Trump’s intellectuals

Fred Barnes identifies a handful of conservative intellectuals who support Donald Trump to one degree or another. In some cases, the reasons presented for supporting Trump are unpersuasive and/or illogical.

Roger Simon says:

Like others, I want things to change. . .and Donald seems like the man with the courage and will to do it. He’s unafraid. He’s upbeat. He’s funny. He despises political correctness (as anybody with a brain does). . . .I can think of no greater antidote to Obama than a Trump presidency.

Antidote or not, Simon’s pitch sounds suspiciously like Obama’s “hope and change” vacuity. In assessing Trump’s candidacy, we should ask what, specifically, the “it” he will “do” is. An answer does not appear in Barnes’ report about what the Trump intellectuals are saying.

Being unafraid, upbeat, and funny are desirable traits in an entertainer. They are not undesirable in a president. But they are no substitute for wisdom and sound policy.

Neither is political incorrectness. To view it as a virtue in itself exalts form over substance and can lead one to judge pronouncements and behavior uncritically.

Trump has mocked a disabled reporter, insulted women based on physical characteristics, called Mexicans who come to the U.S. rapists by and large, and urged a ban on Muslim entry into the U.S. Statements like these fall into the category of politically incorrect — indeed, they are a big part of Trump’s politically incorrect mystique. But they hardly recommend him for the presidency.

Simon told Barnes, “I could change my mind [about Trump] on a dime. . .if other information comes to light or if Donald starts to act loony or, more precisely, excessively loony.” It’s understandable that Roger wants an exit ramp. The fact that he needs one and the “excessively loony” standard he invokes for taking it are telling.

Charles Kesler’s defense for Trump is also telling:

Kesler puts Trump in the context of earlier presidents. “Do obscenities fall from his lips more readily than they did from Lyndon Johnson’s or Richard Nixon’s?” he writes. “Are the circumstances of his three marriages more shameful than the circumstances of John F. Kennedy’s pathologically unfaithful one — or [for] that matter Bill Clinton’s humiliatingly unfaithful one? Have any of his egotistical excesses rivaled Andrew Jackson’s killing a man in a duel over a racing bet and an insult to Jackson’s wife?

In other words, Trump combines the worst traits of a batch of seriously flawed presidents.

It gets worse:

And there’s a parallel, Kesler believes, between Trump and Woodrow Wilson’s insistence that “the personal force of the President is perfectly constitutional to any extent he chooses to exercise it,” Kesler writes.
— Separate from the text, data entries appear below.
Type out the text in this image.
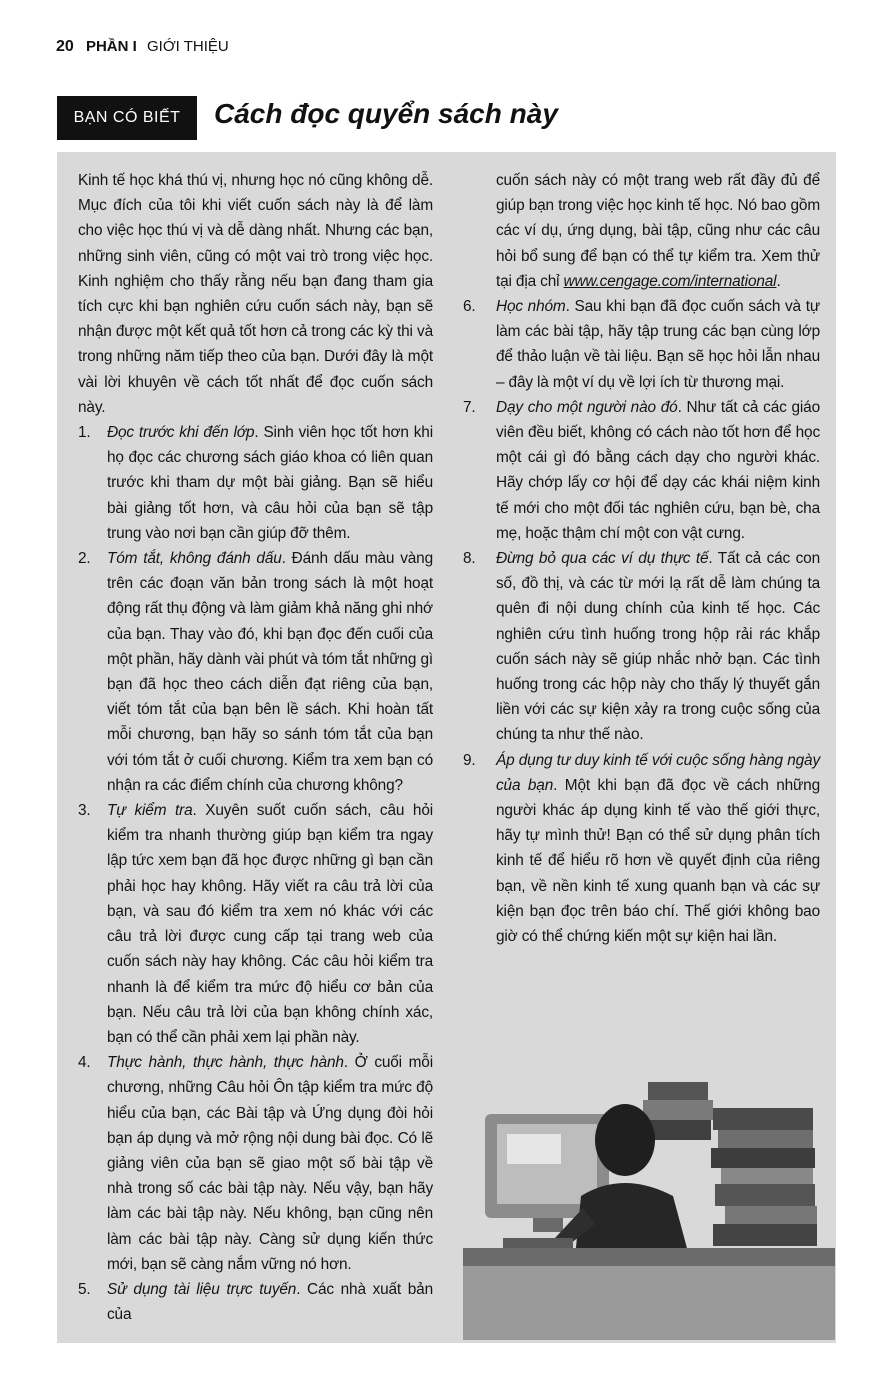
20 PHẦN I GIỚI THIỆU
BẠN CÓ BIẾT Cách đọc quyển sách này

Kinh tế học khá thú vị, nhưng học nó cũng không dễ. Mục đích của tôi khi viết cuốn sách này là để làm cho việc học thú vị và dễ dàng nhất. Nhưng các bạn, những sinh viên, cũng có một vai trò trong việc học. Kinh nghiệm cho thấy rằng nếu bạn đang tham gia tích cực khi bạn nghiên cứu cuốn sách này, bạn sẽ nhận được một kết quả tốt hơn cả trong các kỳ thi và trong những năm tiếp theo của bạn. Dưới đây là một vài lời khuyên về cách tốt nhất để đọc cuốn sách này.

1.	Đọc trước khi đến lớp. Sinh viên học tốt hơn khi họ đọc các chương sách giáo khoa có liên quan trước khi tham dự một bài giảng. Bạn sẽ hiểu bài giảng tốt hơn, và câu hỏi của bạn sẽ tập trung vào nơi bạn cần giúp đỡ thêm.
2.	Tóm tắt, không đánh dấu. Đánh dấu màu vàng trên các đoạn văn bản trong sách là một hoạt động rất thụ động và làm giảm khả năng ghi nhớ của bạn. Thay vào đó, khi bạn đọc đến cuối của một phần, hãy dành vài phút và tóm tắt những gì bạn đã học theo cách diễn đạt riêng của bạn, viết tóm tắt của bạn bên lề sách. Khi hoàn tất mỗi chương, bạn hãy so sánh tóm tắt của bạn với tóm tắt ở cuối chương. Kiểm tra xem bạn có nhận ra các điểm chính của chương không?
3.	Tự kiểm tra. Xuyên suốt cuốn sách, câu hỏi kiểm tra nhanh thường giúp bạn kiểm tra ngay lập tức xem bạn đã học được những gì bạn cần phải học hay không. Hãy viết ra câu trả lời của bạn, và sau đó kiểm tra xem nó khác với các câu trả lời được cung cấp tại trang web của cuốn sách này hay không. Các câu hỏi kiểm tra nhanh là để kiểm tra mức độ hiểu cơ bản của bạn. Nếu câu trả lời của bạn không chính xác, bạn có thể cần phải xem lại phần này.
4.	Thực hành, thực hành, thực hành. Ở cuối mỗi chương, những Câu hỏi Ôn tập kiểm tra mức độ hiểu của bạn, các Bài tập và Ứng dụng đòi hỏi bạn áp dụng và mở rộng nội dung bài đọc. Có lẽ giảng viên của bạn sẽ giao một số bài tập về nhà trong số các bài tập này. Nếu vậy, bạn hãy làm các bài tập này. Nếu không, bạn cũng nên làm các bài tập này. Càng sử dụng kiến thức mới, bạn sẽ càng nắm vững nó hơn.
5.	Sử dụng tài liệu trực tuyến. Các nhà xuất bản của
cuốn sách này có một trang web rất đầy đủ để giúp bạn trong việc học kinh tế học. Nó bao gồm các ví dụ, ứng dụng, bài tập, cũng như các câu hỏi bổ sung để bạn có thể tự kiểm tra. Xem thử tại địa chỉ www.cengage.com/international.
6.	Học nhóm. Sau khi bạn đã đọc cuốn sách và tự làm các bài tập, hãy tập trung các bạn cùng lớp để thảo luận về tài liệu. Bạn sẽ học hỏi lẫn nhau – đây là một ví dụ về lợi ích từ thương mại.
7.	Dạy cho một người nào đó. Như tất cả các giáo viên đều biết, không có cách nào tốt hơn để học một cái gì đó bằng cách dạy cho người khác. Hãy chớp lấy cơ hội để dạy các khái niệm kinh tế mới cho một đối tác nghiên cứu, bạn bè, cha mẹ, hoặc thậm chí một con vật cưng.
8.	Đừng bỏ qua các ví dụ thực tế. Tất cả các con số, đồ thị, và các từ mới lạ rất dễ làm chúng ta quên đi nội dung chính của kinh tế học. Các nghiên cứu tình huống trong hộp rải rác khắp cuốn sách này sẽ giúp nhắc nhở bạn. Các tình huống trong các hộp này cho thấy lý thuyết gắn liền với các sự kiện xảy ra trong cuộc sống của chúng ta như thế nào.
9.	Áp dụng tư duy kinh tế với cuộc sống hàng ngày của bạn. Một khi bạn đã đọc về cách những người khác áp dụng kinh tế vào thế giới thực, hãy tự mình thử! Bạn có thể sử dụng phân tích kinh tế để hiểu rõ hơn về quyết định của riêng bạn, về nền kinh tế xung quanh bạn và các sự kiện bạn đọc trên báo chí. Thế giới không bao giờ có thể chứng kiến một sự kiện hai lần.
This is “not far from Trump’s praise of high energy, toughness, and strength in the ideal chief executive.”

What conservative wouldn’t support a horrible guy whose view of presidential power reminds us of Woodrow Wilson’s?

Kesler is on firmer ground when he says “conservatives care too much about the party and the country to wash our hands of this election; a third party bid would be quixotic.” This statement suggests the only serious conservative argument for supporting Trump — he may be appreciably better than the only real alternative, Hillary Clinton. This is the theme of several conservative intellectuals Barnes cites, including Wilfred McClay and Victor Davis Hanson.

Trump cannot be made over to look conservative, respectable, or non-dangerous. However, it may not require a makeover for him to appear more conservative, more respectable, and less dangerous than his awful opponent.

STEVE adds: Barnes doesn’t reflect the context of Kesler’s remarks properly (I’ve heard directly from Charles about this). In fact the comparison of Trump to Wilson is precisely a reason to be concerned about Trump, although Hillary’s full-blown Wilsonianism could tip Kesler’s vote to Trump on “lesser of evil” grounds.

Barnes also interviewed me for this piece but didn’t use anything I told him, including my line that Trump was perhaps like Nancy Pelosi’s take on Obamacare: “We may need to elect Trump to find out what’s in him.”